Prevalensi luka kaki diabetes berkisar antara 1,0% dan 4,1% di Amerika Serikat (AS), 4,6% di Kenya, dan 20,4% di Belanda. Studi rumah sakit, menunjukkan bahwa prevalensi kaki diabetes adalah antara 11,7% dan 19,1% di antara penderita diabetes di Nigeria. Prevalensi kaki diabetes pasien rawat inap dengan diabetes di Iran adalah 20% (Desalu et al., 2011). Prevalensi penderita ulkus diabetik di Indonesia sebesar 15% dari penderita DM. Di RSCM, pada tahun 2003 masalah kaki diabetes masih merupakan masalah besar. Sebagian besar perawatan DM selalu terkait dengan luka kaki diabetes. Angka kematian dan angka amputasi masih tinggi, masing-masing sebesar 32,5% dan 23,5%. Nasib penderita DM paska amputasi masih sangat buruk, sebanyak 14,3% akan meninggal dalam setahun paska amputasi dan sebanyak 37% akan meninggal 3 tahun paska amputasi.(Waspadji S, 2007). Penderita luka kaki diabetes di Indonesia memerlukan biaya yang tinggi sebesar 1,3 juta sampai Rp. 1,6 juta perbulan dan Rp. 43,5 juta per tahun untuk seorang penderita (Suyono, 2007).

5

Luka kaki diabetes merupakan kompilkasi DM yang dapat dicegah atau diminimalkan kejadianya. Hal ini dapat dilakukan dengan pencegahan luka kaki diabetes, seperti perawatan kaki dan pemakaian alas kaki yang tepat. Apabila perawatan dilakukan dengan tepat maka dapat membantu proses penyembuhan dan diharapkan pasien menjadi sehat baik fisik, mental, sosial dan spiritual (Nurhasan, 2002).

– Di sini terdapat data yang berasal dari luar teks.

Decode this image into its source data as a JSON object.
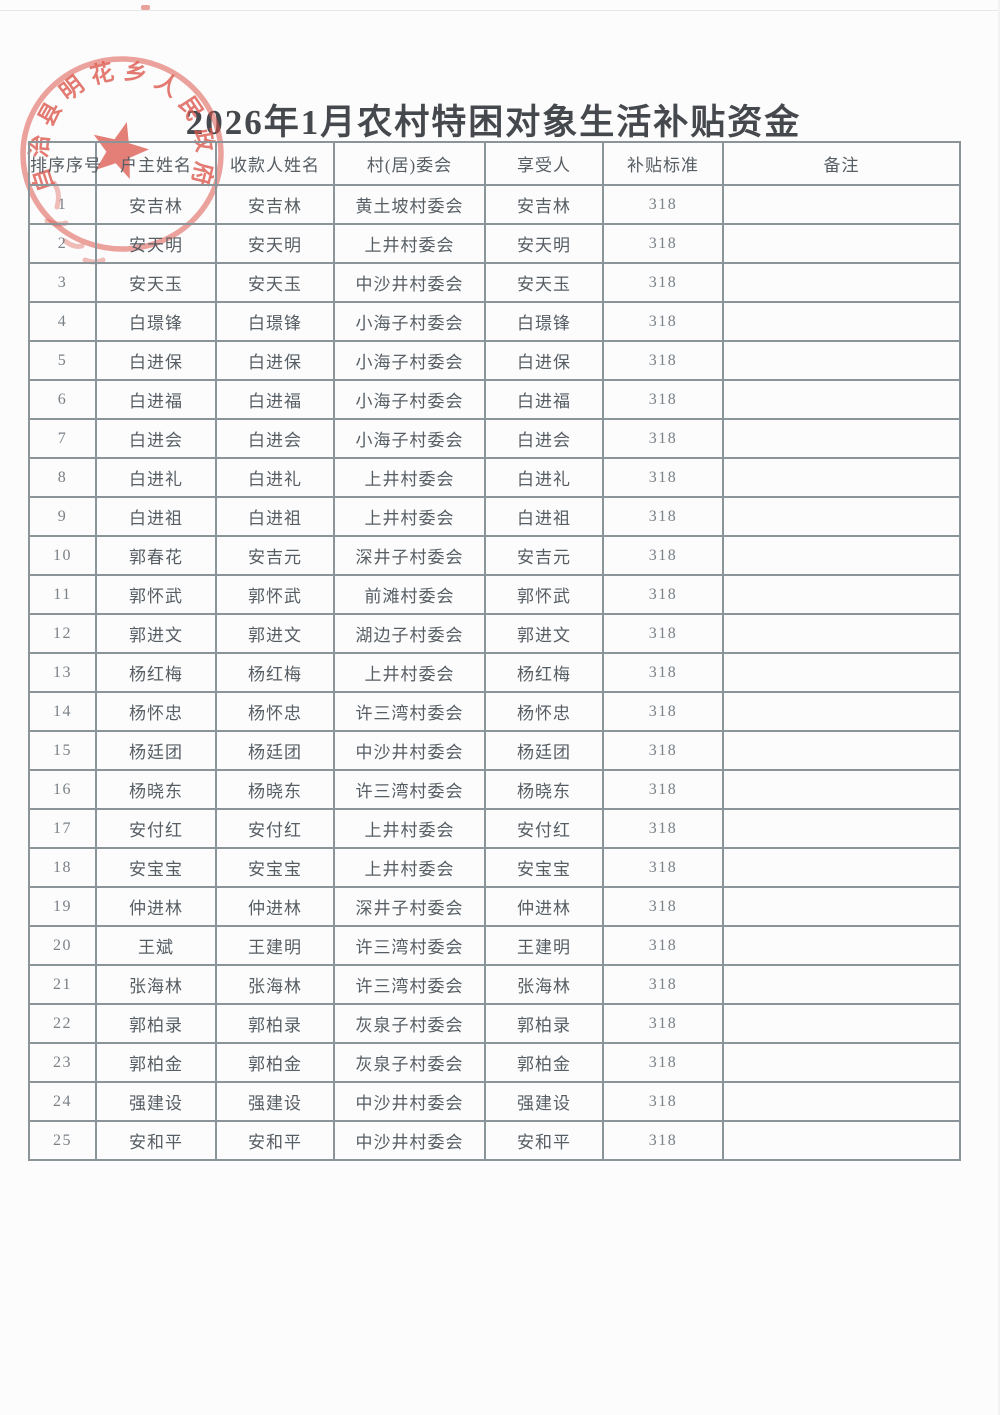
{
  "page": {
    "title": "2026年1月农村特困对象生活补贴资金"
  },
  "stamp": {
    "arc_text": "自治县明花乡人民政府",
    "shape": "round-official-seal",
    "center_icon": "star-icon",
    "color": "#dc564c"
  },
  "colors": {
    "seal_red": "#dc564c",
    "grid_line": "#8b9499",
    "body_text": "#565d63",
    "title_text": "#45484c"
  },
  "table": {
    "columns": [
      "排序序号",
      "户主姓名",
      "收款人姓名",
      "村(居)委会",
      "享受人",
      "补贴标准",
      "备注"
    ],
    "rows": [
      {
        "no": "1",
        "household": "安吉林",
        "payee": "安吉林",
        "village": "黄土坡村委会",
        "beneficiary": "安吉林",
        "standard": "318",
        "remark": ""
      },
      {
        "no": "2",
        "household": "安天明",
        "payee": "安天明",
        "village": "上井村委会",
        "beneficiary": "安天明",
        "standard": "318",
        "remark": ""
      },
      {
        "no": "3",
        "household": "安天玉",
        "payee": "安天玉",
        "village": "中沙井村委会",
        "beneficiary": "安天玉",
        "standard": "318",
        "remark": ""
      },
      {
        "no": "4",
        "household": "白璟锋",
        "payee": "白璟锋",
        "village": "小海子村委会",
        "beneficiary": "白璟锋",
        "standard": "318",
        "remark": ""
      },
      {
        "no": "5",
        "household": "白进保",
        "payee": "白进保",
        "village": "小海子村委会",
        "beneficiary": "白进保",
        "standard": "318",
        "remark": ""
      },
      {
        "no": "6",
        "household": "白进福",
        "payee": "白进福",
        "village": "小海子村委会",
        "beneficiary": "白进福",
        "standard": "318",
        "remark": ""
      },
      {
        "no": "7",
        "household": "白进会",
        "payee": "白进会",
        "village": "小海子村委会",
        "beneficiary": "白进会",
        "standard": "318",
        "remark": ""
      },
      {
        "no": "8",
        "household": "白进礼",
        "payee": "白进礼",
        "village": "上井村委会",
        "beneficiary": "白进礼",
        "standard": "318",
        "remark": ""
      },
      {
        "no": "9",
        "household": "白进祖",
        "payee": "白进祖",
        "village": "上井村委会",
        "beneficiary": "白进祖",
        "standard": "318",
        "remark": ""
      },
      {
        "no": "10",
        "household": "郭春花",
        "payee": "安吉元",
        "village": "深井子村委会",
        "beneficiary": "安吉元",
        "standard": "318",
        "remark": ""
      },
      {
        "no": "11",
        "household": "郭怀武",
        "payee": "郭怀武",
        "village": "前滩村委会",
        "beneficiary": "郭怀武",
        "standard": "318",
        "remark": ""
      },
      {
        "no": "12",
        "household": "郭进文",
        "payee": "郭进文",
        "village": "湖边子村委会",
        "beneficiary": "郭进文",
        "standard": "318",
        "remark": ""
      },
      {
        "no": "13",
        "household": "杨红梅",
        "payee": "杨红梅",
        "village": "上井村委会",
        "beneficiary": "杨红梅",
        "standard": "318",
        "remark": ""
      },
      {
        "no": "14",
        "household": "杨怀忠",
        "payee": "杨怀忠",
        "village": "许三湾村委会",
        "beneficiary": "杨怀忠",
        "standard": "318",
        "remark": ""
      },
      {
        "no": "15",
        "household": "杨廷团",
        "payee": "杨廷团",
        "village": "中沙井村委会",
        "beneficiary": "杨廷团",
        "standard": "318",
        "remark": ""
      },
      {
        "no": "16",
        "household": "杨晓东",
        "payee": "杨晓东",
        "village": "许三湾村委会",
        "beneficiary": "杨晓东",
        "standard": "318",
        "remark": ""
      },
      {
        "no": "17",
        "household": "安付红",
        "payee": "安付红",
        "village": "上井村委会",
        "beneficiary": "安付红",
        "standard": "318",
        "remark": ""
      },
      {
        "no": "18",
        "household": "安宝宝",
        "payee": "安宝宝",
        "village": "上井村委会",
        "beneficiary": "安宝宝",
        "standard": "318",
        "remark": ""
      },
      {
        "no": "19",
        "household": "仲进林",
        "payee": "仲进林",
        "village": "深井子村委会",
        "beneficiary": "仲进林",
        "standard": "318",
        "remark": ""
      },
      {
        "no": "20",
        "household": "王斌",
        "payee": "王建明",
        "village": "许三湾村委会",
        "beneficiary": "王建明",
        "standard": "318",
        "remark": ""
      },
      {
        "no": "21",
        "household": "张海林",
        "payee": "张海林",
        "village": "许三湾村委会",
        "beneficiary": "张海林",
        "standard": "318",
        "remark": ""
      },
      {
        "no": "22",
        "household": "郭柏录",
        "payee": "郭柏录",
        "village": "灰泉子村委会",
        "beneficiary": "郭柏录",
        "standard": "318",
        "remark": ""
      },
      {
        "no": "23",
        "household": "郭柏金",
        "payee": "郭柏金",
        "village": "灰泉子村委会",
        "beneficiary": "郭柏金",
        "standard": "318",
        "remark": ""
      },
      {
        "no": "24",
        "household": "强建设",
        "payee": "强建设",
        "village": "中沙井村委会",
        "beneficiary": "强建设",
        "standard": "318",
        "remark": ""
      },
      {
        "no": "25",
        "household": "安和平",
        "payee": "安和平",
        "village": "中沙井村委会",
        "beneficiary": "安和平",
        "standard": "318",
        "remark": ""
      }
    ]
  }
}
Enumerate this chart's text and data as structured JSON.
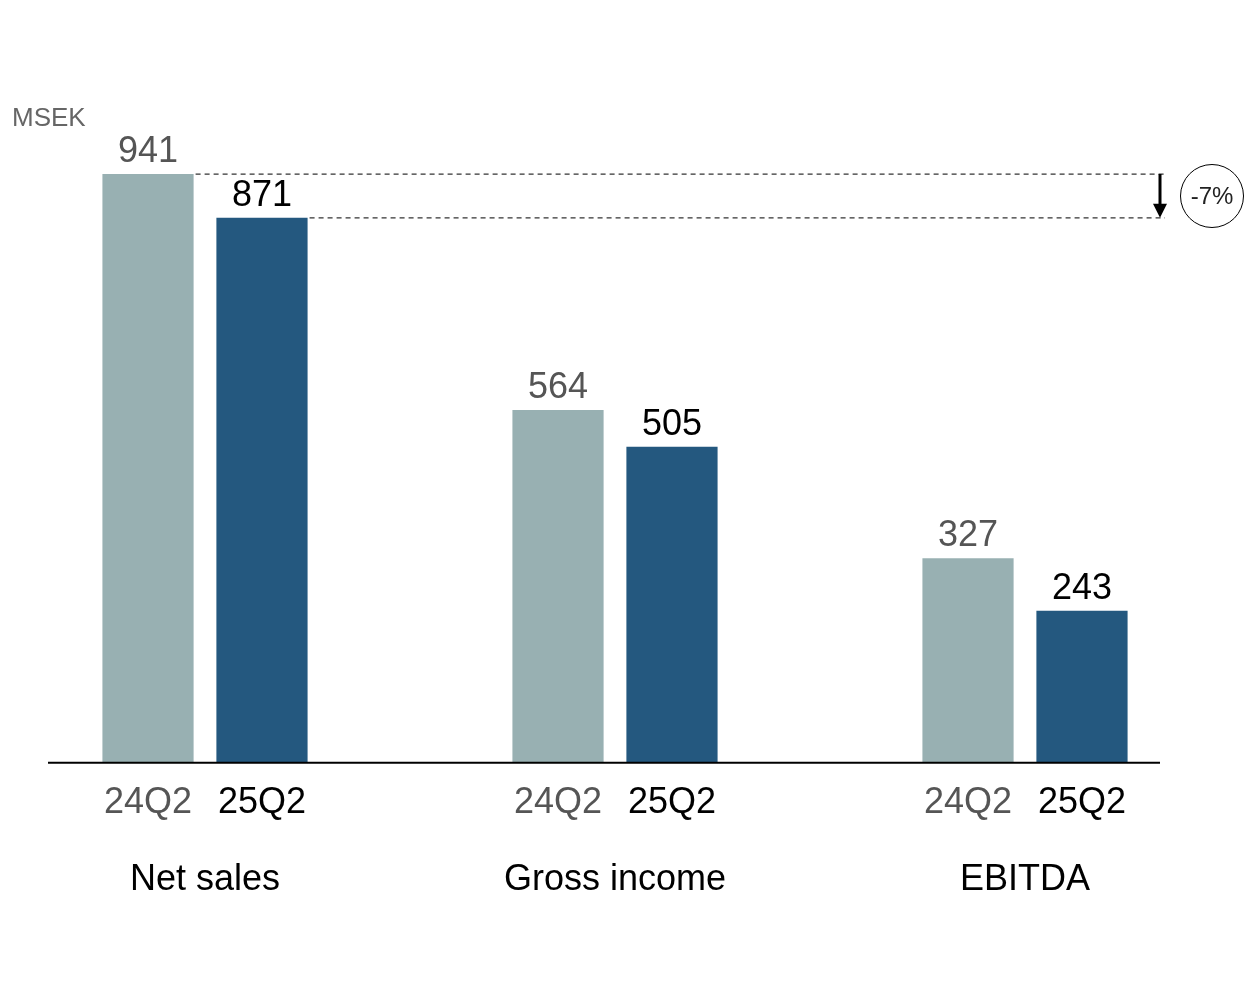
{
  "chart_data": {
    "type": "bar",
    "ylabel": "MSEK",
    "categories": [
      "Net sales",
      "Gross income",
      "EBITDA"
    ],
    "series": [
      {
        "name": "24Q2",
        "color": "#98b0b2",
        "values": [
          941,
          564,
          327
        ]
      },
      {
        "name": "25Q2",
        "color": "#24587f",
        "values": [
          871,
          505,
          243
        ]
      }
    ],
    "data_labels": true,
    "legend": false,
    "grid": false,
    "ref_lines": [
      {
        "axis": "y",
        "value": 941,
        "line_style": "dashed",
        "color": "#333333"
      },
      {
        "axis": "y",
        "value": 871,
        "line_style": "dashed",
        "color": "#333333"
      }
    ],
    "annotations": [
      "-7%"
    ]
  }
}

Program untuk mencegah luka kaki diabetes dan amputasi umumnya melibatkan perawatan kaki secara teratur dan pendidikan pasien. Pendidikan pasien tentang kebersihan kaki, perawatan kuku, alas kaki yang tepat sangat penting untuk mengurangi resiko cidera yang dapat menyebabkan pembentukan luka kaki (Lavery, 2010).

Oleh karena itu peneliti tertarik untuk melakukan penelitian tentang hubungan lama menderita diabetes dengan pengetahuan pasien tentang pencegahan luka kaki diabetes di RSUP Haji Adam Malik Medan.